Victor Erice’s 1973 film depicts the war-torn countryside of post-Civil War Spain from a child’s perspective, forcing viewers to rethink the ways that conflict affects society’s most marginalized subjects and the ways children might resist the political power struggles they may or may not understand. Erice’s film is also remembered for its subtle critique of the Francoist regime and the way classic tales such as Frankenstein are propagandized for political purposes.
Discussion will focus on analyzing the structures, actors, and acts of resistance, rebellion, and revolt in international film. In particular we will look at who resists and why; how a rebel’s identity and social position affects his or her political engagement; and how different forms of resistance can create movements that evolve from grassroots, across governments, and around the globe. In our study of representations of resistance across different schools and cultures of cinema, film technologies, and cinematic history, we will also address the ways that film creates suspense and intrigue, represents cause and effect, and prompts questions of ethics.

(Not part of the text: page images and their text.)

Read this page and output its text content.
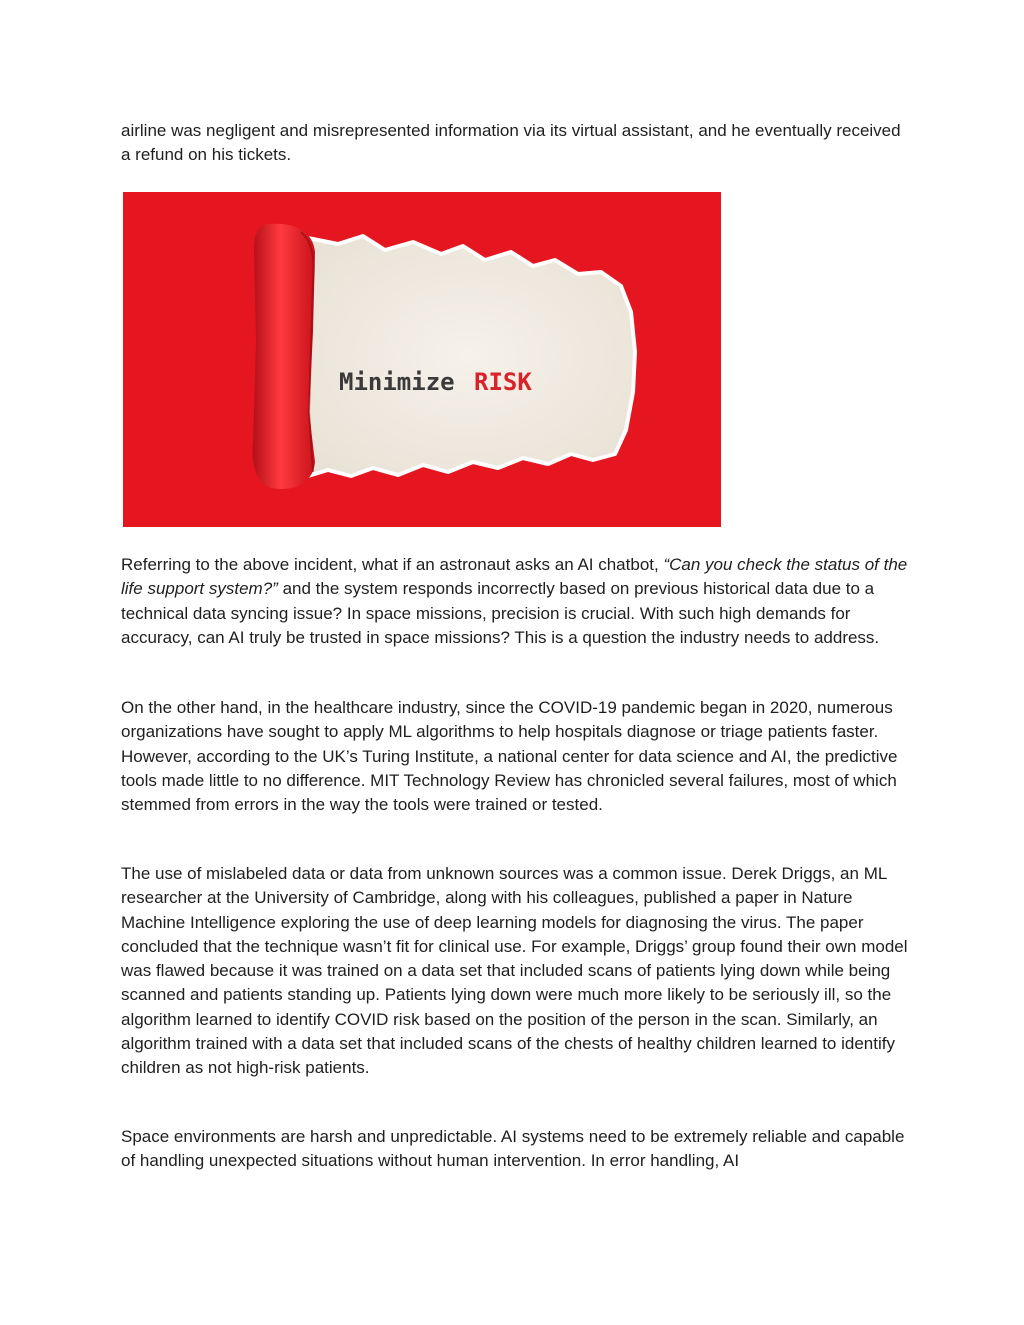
airline was negligent and misrepresented information via its virtual assistant, and he eventually received a refund on his tickets.

Minimize RISK

Referring to the above incident, what if an astronaut asks an AI chatbot, “Can you check the status of the life support system?” and the system responds incorrectly based on previous historical data due to a technical data syncing issue? In space missions, precision is crucial. With such high demands for accuracy, can AI truly be trusted in space missions? This is a question the industry needs to address.

On the other hand, in the healthcare industry, since the COVID-19 pandemic began in 2020, numerous organizations have sought to apply ML algorithms to help hospitals diagnose or triage patients faster. However, according to the UK’s Turing Institute, a national center for data science and AI, the predictive tools made little to no difference. MIT Technology Review has chronicled several failures, most of which stemmed from errors in the way the tools were trained or tested.

The use of mislabeled data or data from unknown sources was a common issue. Derek Driggs, an ML researcher at the University of Cambridge, along with his colleagues, published a paper in Nature Machine Intelligence exploring the use of deep learning models for diagnosing the virus. The paper concluded that the technique wasn’t fit for clinical use. For example, Driggs’ group found their own model was flawed because it was trained on a data set that included scans of patients lying down while being scanned and patients standing up. Patients lying down were much more likely to be seriously ill, so the algorithm learned to identify COVID risk based on the position of the person in the scan. Similarly, an algorithm trained with a data set that included scans of the chests of healthy children learned to identify children as not high-risk patients.

Space environments are harsh and unpredictable. AI systems need to be extremely reliable and capable of handling unexpected situations without human intervention. In error handling, AI
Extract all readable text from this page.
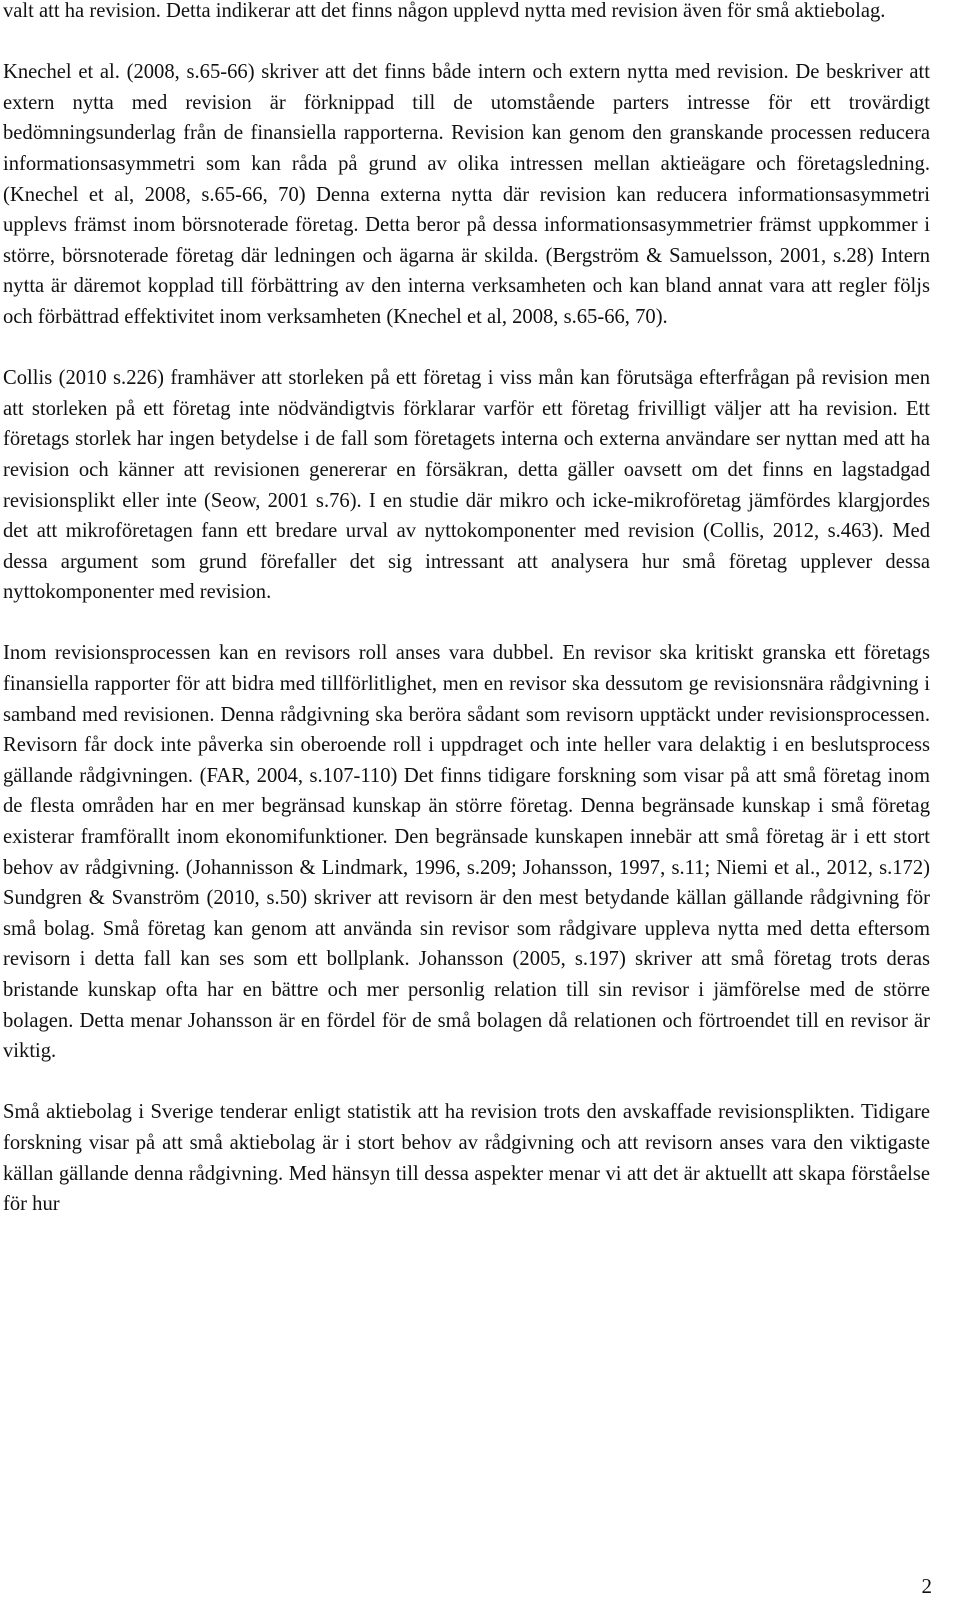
valt att ha revision. Detta indikerar att det finns någon upplevd nytta med revision även för små aktiebolag.

Knechel et al. (2008, s.65-66) skriver att det finns både intern och extern nytta med revision. De beskriver att extern nytta med revision är förknippad till de utomstående parters intresse för ett trovärdigt bedömningsunderlag från de finansiella rapporterna. Revision kan genom den granskande processen reducera informationsasymmetri som kan råda på grund av olika intressen mellan aktieägare och företagsledning. (Knechel et al, 2008, s.65-66, 70) Denna externa nytta där revision kan reducera informationsasymmetri upplevs främst inom börsnoterade företag. Detta beror på dessa informationsasymmetrier främst uppkommer i större, börsnoterade företag där ledningen och ägarna är skilda. (Bergström & Samuelsson, 2001, s.28) Intern nytta är däremot kopplad till förbättring av den interna verksamheten och kan bland annat vara att regler följs och förbättrad effektivitet inom verksamheten (Knechel et al, 2008, s.65-66, 70).

Collis (2010 s.226) framhäver att storleken på ett företag i viss mån kan förutsäga efterfrågan på revision men att storleken på ett företag inte nödvändigtvis förklarar varför ett företag frivilligt väljer att ha revision. Ett företags storlek har ingen betydelse i de fall som företagets interna och externa användare ser nyttan med att ha revision och känner att revisionen genererar en försäkran, detta gäller oavsett om det finns en lagstadgad revisionsplikt eller inte (Seow, 2001 s.76). I en studie där mikro och icke-mikroföretag jämfördes klargjordes det att mikroföretagen fann ett bredare urval av nyttokomponenter med revision (Collis, 2012, s.463). Med dessa argument som grund förefaller det sig intressant att analysera hur små företag upplever dessa nyttokomponenter med revision.

Inom revisionsprocessen kan en revisors roll anses vara dubbel. En revisor ska kritiskt granska ett företags finansiella rapporter för att bidra med tillförlitlighet, men en revisor ska dessutom ge revisionsnära rådgivning i samband med revisionen. Denna rådgivning ska beröra sådant som revisorn upptäckt under revisionsprocessen. Revisorn får dock inte påverka sin oberoende roll i uppdraget och inte heller vara delaktig i en beslutsprocess gällande rådgivningen. (FAR, 2004, s.107-110) Det finns tidigare forskning som visar på att små företag inom de flesta områden har en mer begränsad kunskap än större företag. Denna begränsade kunskap i små företag existerar framförallt inom ekonomifunktioner. Den begränsade kunskapen innebär att små företag är i ett stort behov av rådgivning. (Johannisson & Lindmark, 1996, s.209; Johansson, 1997, s.11; Niemi et al., 2012, s.172) Sundgren & Svanström (2010, s.50) skriver att revisorn är den mest betydande källan gällande rådgivning för små bolag. Små företag kan genom att använda sin revisor som rådgivare uppleva nytta med detta eftersom revisorn i detta fall kan ses som ett bollplank. Johansson (2005, s.197) skriver att små företag trots deras bristande kunskap ofta har en bättre och mer personlig relation till sin revisor i jämförelse med de större bolagen. Detta menar Johansson är en fördel för de små bolagen då relationen och förtroendet till en revisor är viktig.

Små aktiebolag i Sverige tenderar enligt statistik att ha revision trots den avskaffade revisionsplikten. Tidigare forskning visar på att små aktiebolag är i stort behov av rådgivning och att revisorn anses vara den viktigaste källan gällande denna rådgivning. Med hänsyn till dessa aspekter menar vi att det är aktuellt att skapa förståelse för hur

2
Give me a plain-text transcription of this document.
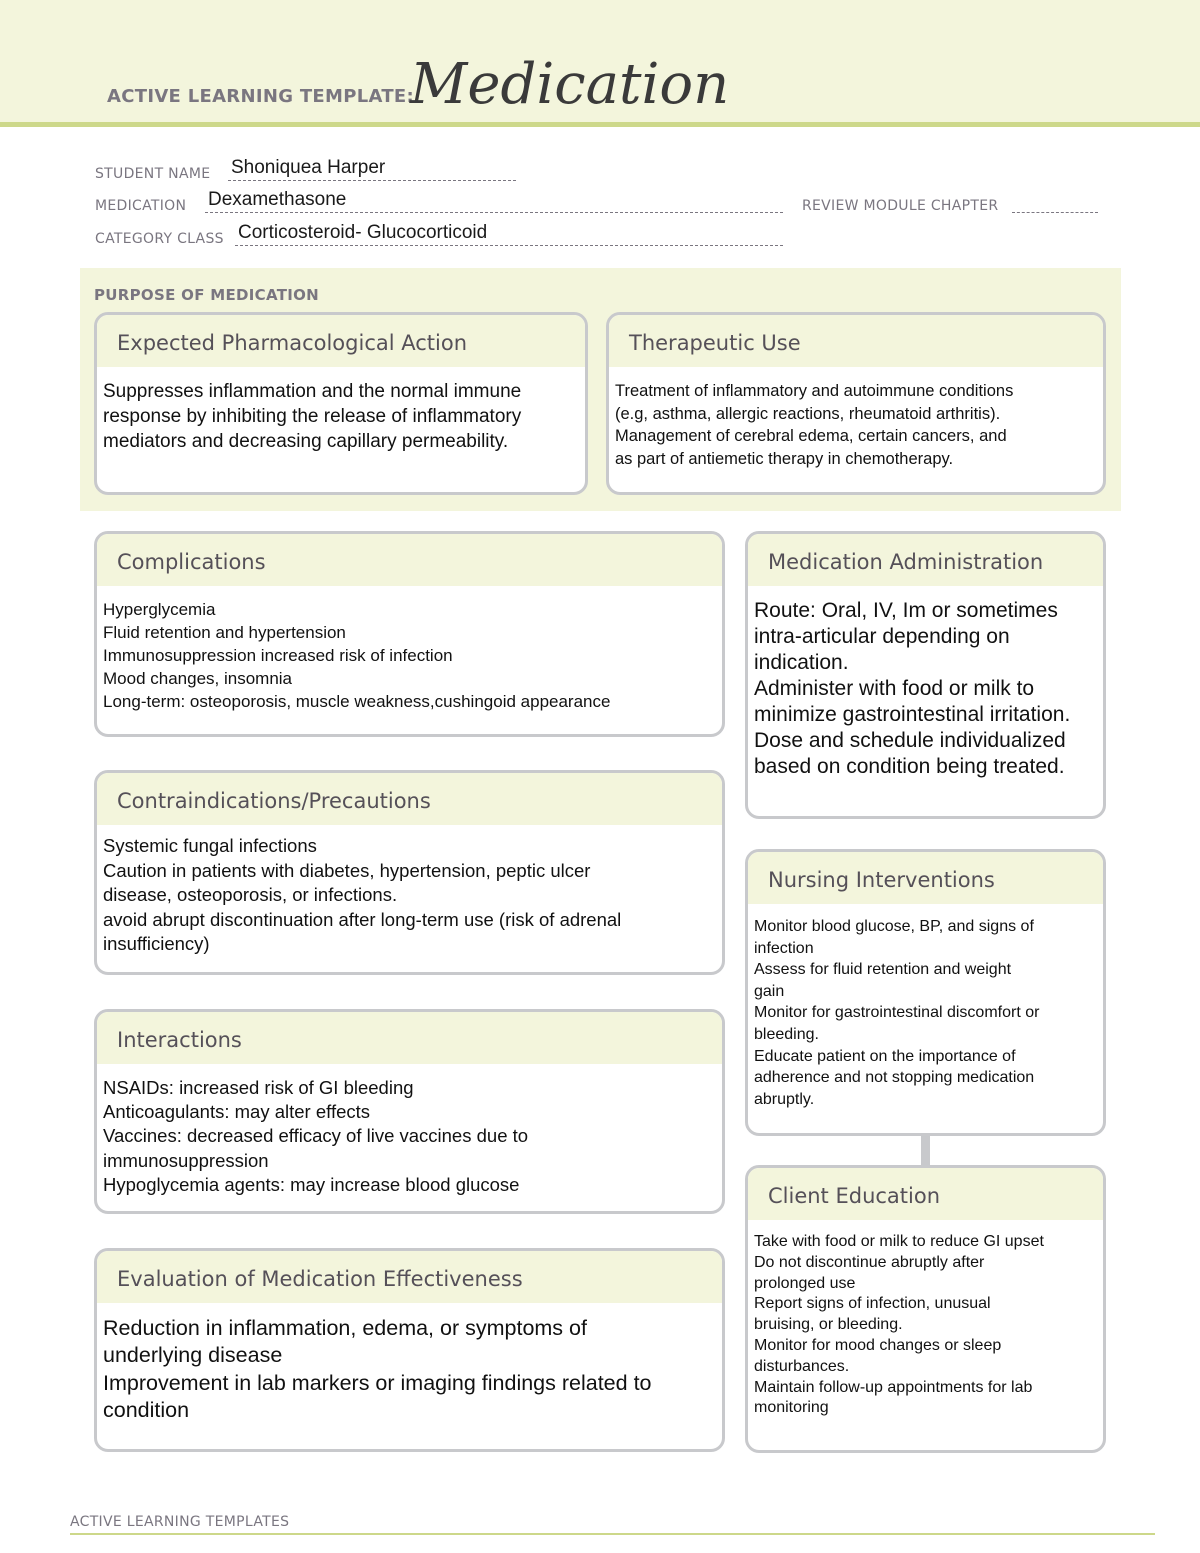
ACTIVE LEARNING TEMPLATE:
Medication
STUDENT NAME Shoniquea Harper
MEDICATION Dexamethasone	REVIEW MODULE CHAPTER
CATEGORY CLASS Corticosteroid- Glucocorticoid
PURPOSE OF MEDICATION
Expected Pharmacological Action
Suppresses inflammation and the normal immune
response by inhibiting the release of inflammatory
mediators and decreasing capillary permeability.
Therapeutic Use
Treatment of inflammatory and autoimmune conditions
(e.g, asthma, allergic reactions, rheumatoid arthritis).
Management of cerebral edema, certain cancers, and
as part of antiemetic therapy in chemotherapy.
Complications
Hyperglycemia
Fluid retention and hypertension
Immunosuppression increased risk of infection
Mood changes, insomnia
Long-term: osteoporosis, muscle weakness,cushingoid appearance
Medication Administration
Route: Oral, IV, Im or sometimes
intra-articular depending on
indication.
Administer with food or milk to
minimize gastrointestinal irritation.
Dose and schedule individualized
based on condition being treated.
Contraindications/Precautions
Systemic fungal infections
Caution in patients with diabetes, hypertension, peptic ulcer
disease, osteoporosis, or infections.
avoid abrupt discontinuation after long-term use (risk of adrenal
insufficiency)
Nursing Interventions
Monitor blood glucose, BP, and signs of
infection
Assess for fluid retention and weight
gain
Monitor for gastrointestinal discomfort or
bleeding.
Educate patient on the importance of
adherence and not stopping medication
abruptly.
Interactions
NSAIDs: increased risk of GI bleeding
Anticoagulants: may alter effects
Vaccines: decreased efficacy of live vaccines due to
immunosuppression
Hypoglycemia agents: may increase blood glucose	Client Education
Take with food or milk to reduce GI upset
Do not discontinue abruptly after
prolonged use
Report signs of infection, unusual
bruising, or bleeding.
Monitor for mood changes or sleep
disturbances.
Maintain follow-up appointments for lab
monitoring
Evaluation of Medication Effectiveness
Reduction in inflammation, edema, or symptoms of
underlying disease
Improvement in lab markers or imaging findings related to
condition
ACTIVE LEARNING TEMPLATES
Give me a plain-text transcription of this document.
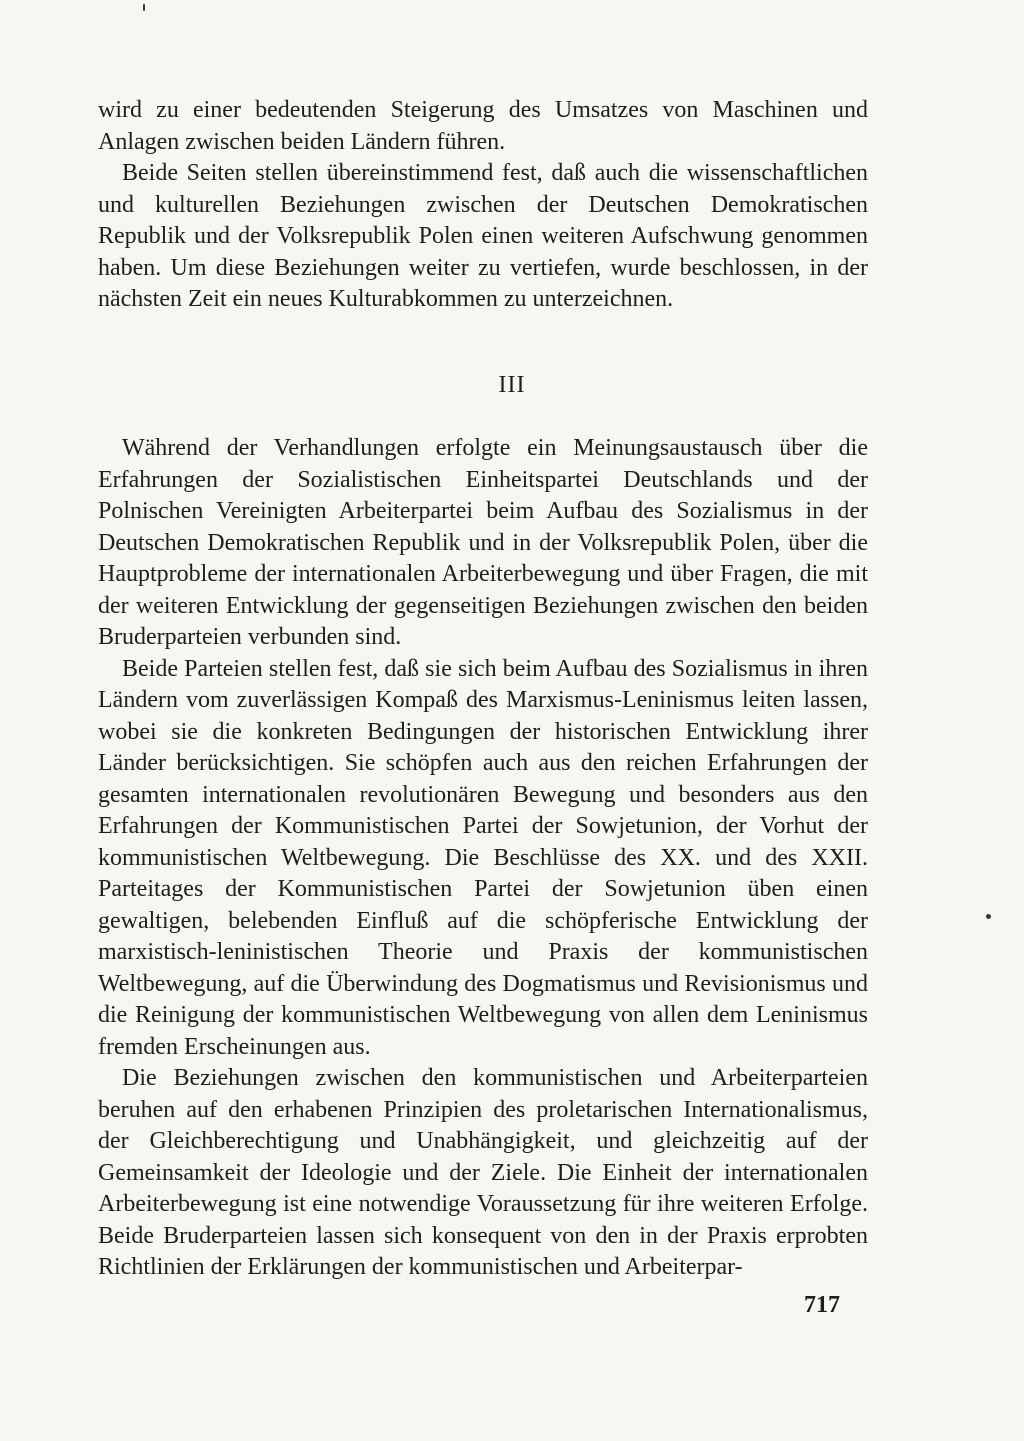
wird zu einer bedeutenden Steigerung des Umsatzes von Maschinen und Anlagen zwischen beiden Ländern führen.

Beide Seiten stellen übereinstimmend fest, daß auch die wissenschaftlichen und kulturellen Beziehungen zwischen der Deutschen Demokratischen Republik und der Volksrepublik Polen einen weiteren Aufschwung genommen haben. Um diese Beziehungen weiter zu vertiefen, wurde beschlossen, in der nächsten Zeit ein neues Kulturabkommen zu unterzeichnen.

III

Während der Verhandlungen erfolgte ein Meinungsaustausch über die Erfahrungen der Sozialistischen Einheitspartei Deutschlands und der Polnischen Vereinigten Arbeiterpartei beim Aufbau des Sozialismus in der Deutschen Demokratischen Republik und in der Volksrepublik Polen, über die Hauptprobleme der internationalen Arbeiterbewegung und über Fragen, die mit der weiteren Entwicklung der gegenseitigen Beziehungen zwischen den beiden Bruderparteien verbunden sind.

Beide Parteien stellen fest, daß sie sich beim Aufbau des Sozialismus in ihren Ländern vom zuverlässigen Kompaß des Marxismus-Leninismus leiten lassen, wobei sie die konkreten Bedingungen der historischen Entwicklung ihrer Länder berücksichtigen. Sie schöpfen auch aus den reichen Erfahrungen der gesamten internationalen revolutionären Bewegung und besonders aus den Erfahrungen der Kommunistischen Partei der Sowjetunion, der Vorhut der kommunistischen Weltbewegung. Die Beschlüsse des XX. und des XXII. Parteitages der Kommunistischen Partei der Sowjetunion üben einen gewaltigen, belebenden Einfluß auf die schöpferische Entwicklung der marxistisch-leninistischen Theorie und Praxis der kommunistischen Weltbewegung, auf die Überwindung des Dogmatismus und Revisionismus und die Reinigung der kommunistischen Weltbewegung von allen dem Leninismus fremden Erscheinungen aus.

Die Beziehungen zwischen den kommunistischen und Arbeiterparteien beruhen auf den erhabenen Prinzipien des proletarischen Internationalismus, der Gleichberechtigung und Unabhängigkeit, und gleichzeitig auf der Gemeinsamkeit der Ideologie und der Ziele. Die Einheit der internationalen Arbeiterbewegung ist eine notwendige Voraussetzung für ihre weiteren Erfolge. Beide Bruderparteien lassen sich konsequent von den in der Praxis erprobten Richtlinien der Erklärungen der kommunistischen und Arbeiterpar-

717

These screenings are part of the DLCL Film Series DLCL 152A/354A, which undergraduates and undergraduates can take for one unit C/NC. All screenings are free and open to the public and audience members are encouraged to participate in the discussions following the films. Please be aware that some films may include graphic or disturbing content: viewers are therefore advised to familiarize themselves with the films' content before viewing. May be repeated for credit.